La crise entre les deux voisins avait éclaté à la suite du coup d'État militaire survenu au Niger en juillet 2023. Cotonou, fidèle à la position de la Communauté économique des États de l'Afrique de l'Ouest, avait alors soutenu les sanctions imposées à Niamey et refusé de servir de corridor de transit pour les exportations nigériennes, notamment les hydrocarbures acheminés vers le golfe de Guinée. La fermeture de la frontière avait provoqué un gel quasi total des échanges commerciaux entre les deux pays, au détriment des populations des deux côtés.
La rencontre entre Wadagni et Tiani marque un tournant. Elle a débouché sur deux avancées concrètes : l'engagement formel d'enclencher un processus menant à la réouverture de la frontière, et l'acceptation par Niamey de principes qui restaient jusqu'ici en suspens dans le dialogue bilatéral. Ces signaux positifs s'inscrivent dans un contexte plus large de multiplication des gestes d'apaisement entre les deux capitales depuis plusieurs semaines.

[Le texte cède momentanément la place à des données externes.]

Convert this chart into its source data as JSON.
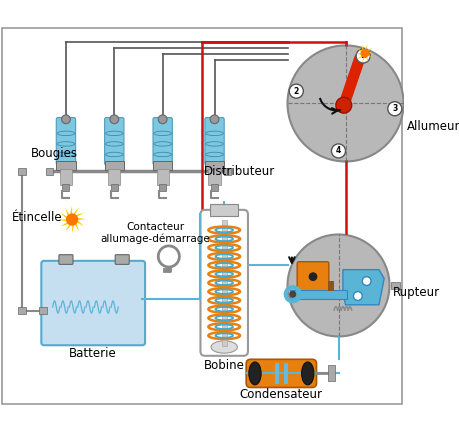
{
  "red": "#cc1111",
  "blue": "#5ab4d6",
  "blue_dark": "#3388bb",
  "orange": "#e88010",
  "gray_circ": "#b8b8b8",
  "dark": "#444444",
  "lgray": "#999999",
  "bat_fill": "#c5dff0",
  "spark_y": "#ffcc00",
  "spark_o": "#ff7700",
  "plug_blue": "#7bc8e0",
  "wire_gray": "#555555",
  "labels": {
    "bougies": "Bougies",
    "etincelle": "Étincelle",
    "contacteur": "Contacteur\nallumage-démarrage",
    "distributeur": "Distributeur",
    "allumeur": "Allumeur",
    "batterie": "Batterie",
    "bobine": "Bobine",
    "rupteur": "Rupteur",
    "condensateur": "Condensateur"
  }
}
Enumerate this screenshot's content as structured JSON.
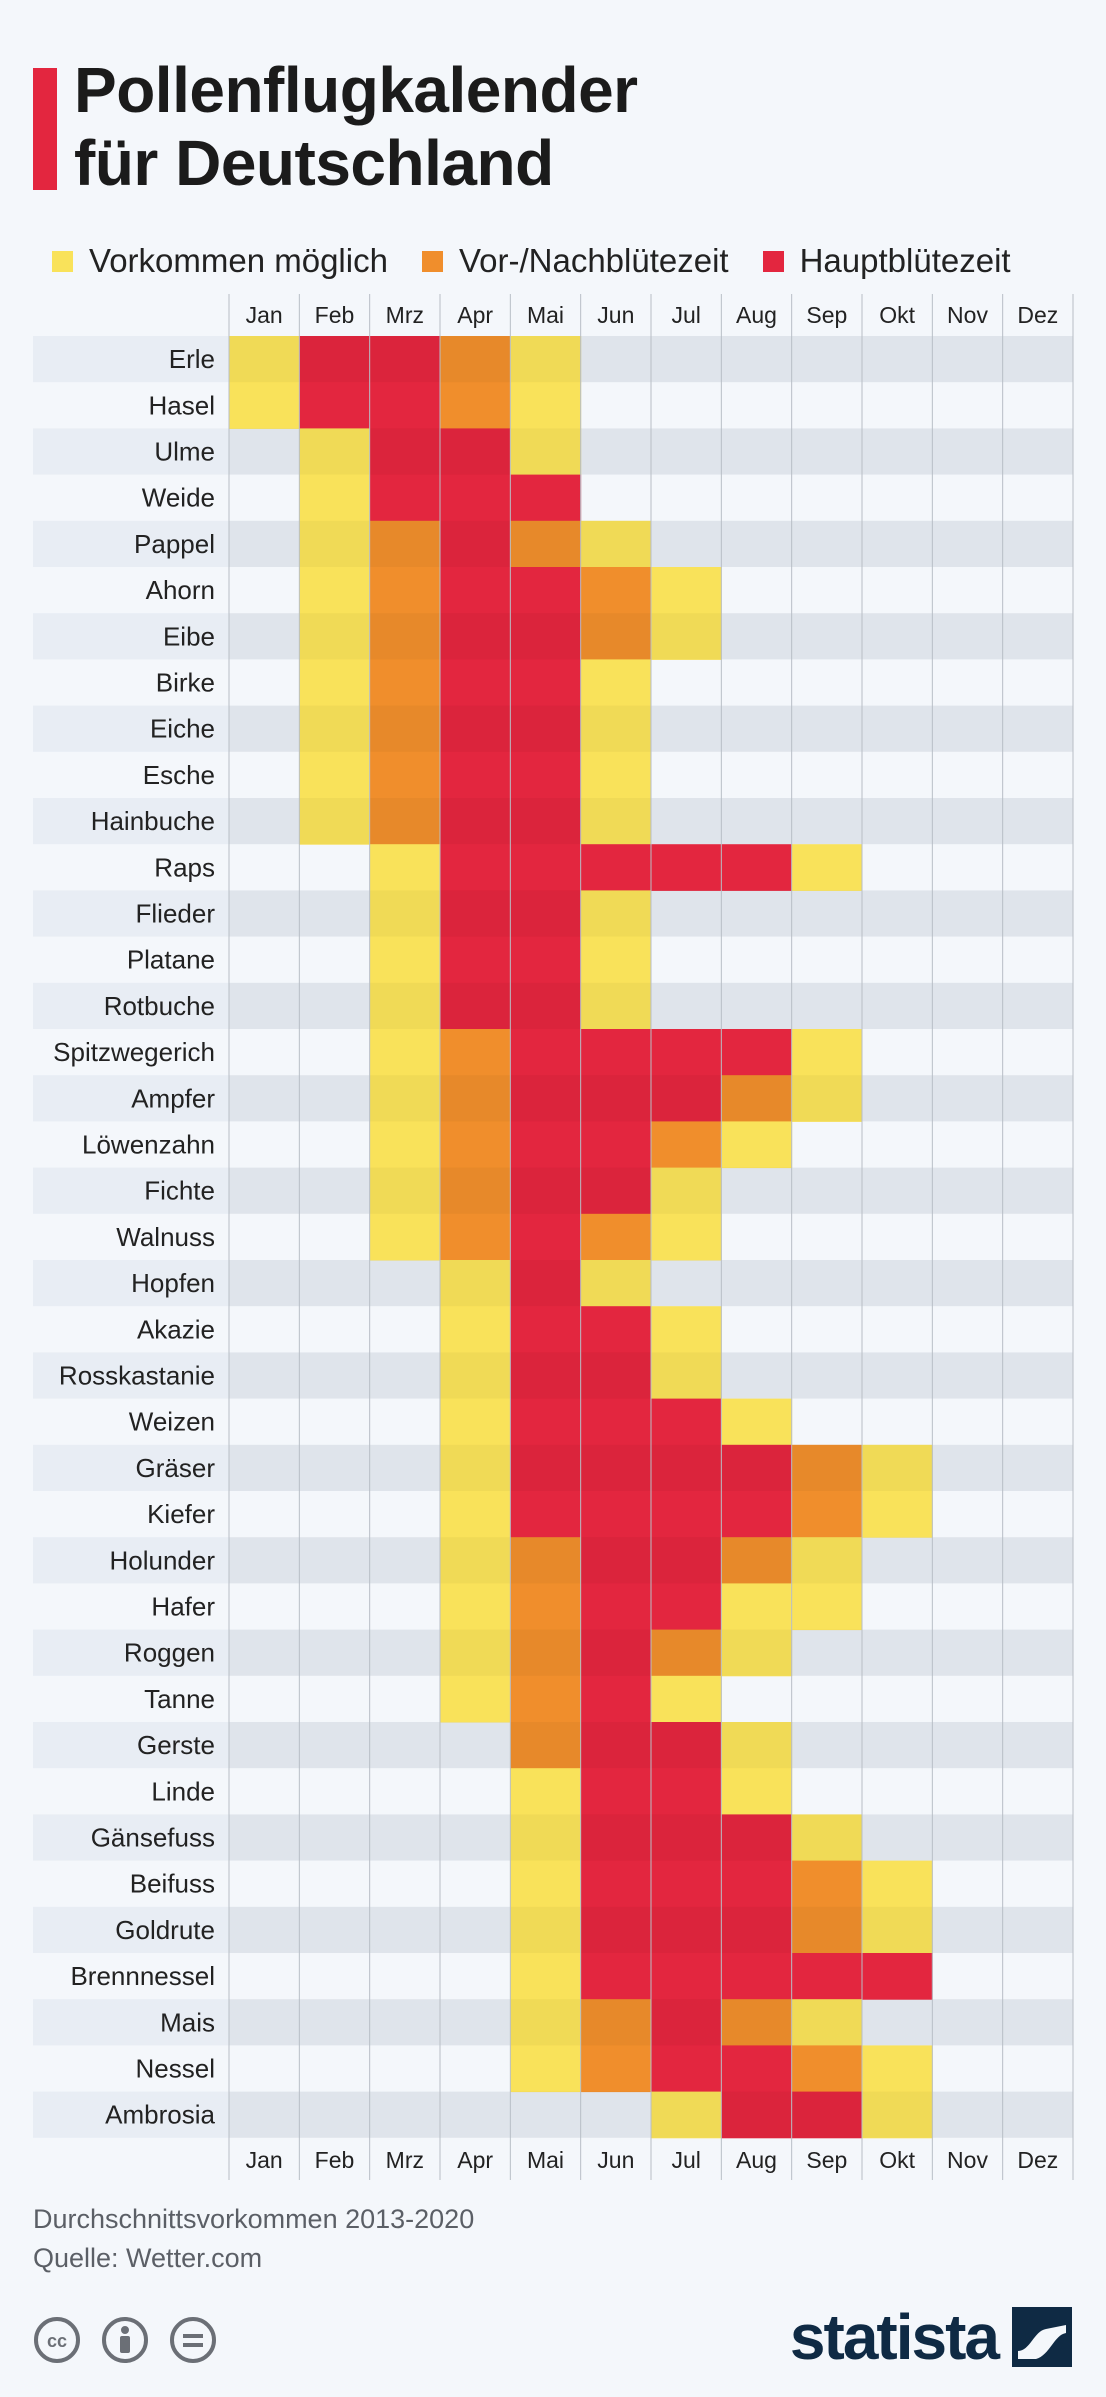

Pour le Bénin, l'enjeu est considérable. Le port de Cotonou constitue l'un des principaux débouchés maritimes du Niger enclavé. La fermeture de la frontière avait privé les opérateurs économiques béninois de flux commerciaux importants, tout en renchérissant le coût des importations nigériennes acheminées par d'autres routes. La reprise de ces échanges représente donc un intérêt mutuel bien compris, au-delà des postures politiques.
Cette évolution intervient alors que plusieurs pays du Sahel ayant connu des transitions militaires cherchent à redéfinir leurs relations avec leurs voisins côtiers. Le cas Bénin-Niger illustre une tendance observable à l'échelle régionale : après l'épreuve de force, la réalité économique reprend ses droits et contraint les parties à négocier. Le pragmatisme finit par l'emporter sur la rupture.
Pour le Sénégal, qui partage des liens économiques et humains forts avec le Niger et suit de près les recompositions en cours dans l'espace ouest-africain, ce rapprochement entre Cotonou et Niamey est un signal à surveiller. Il pourrait préfigurer une désescalade plus large dans les relations entre la Cedeao et les États de l'Alliance des États du Sahel.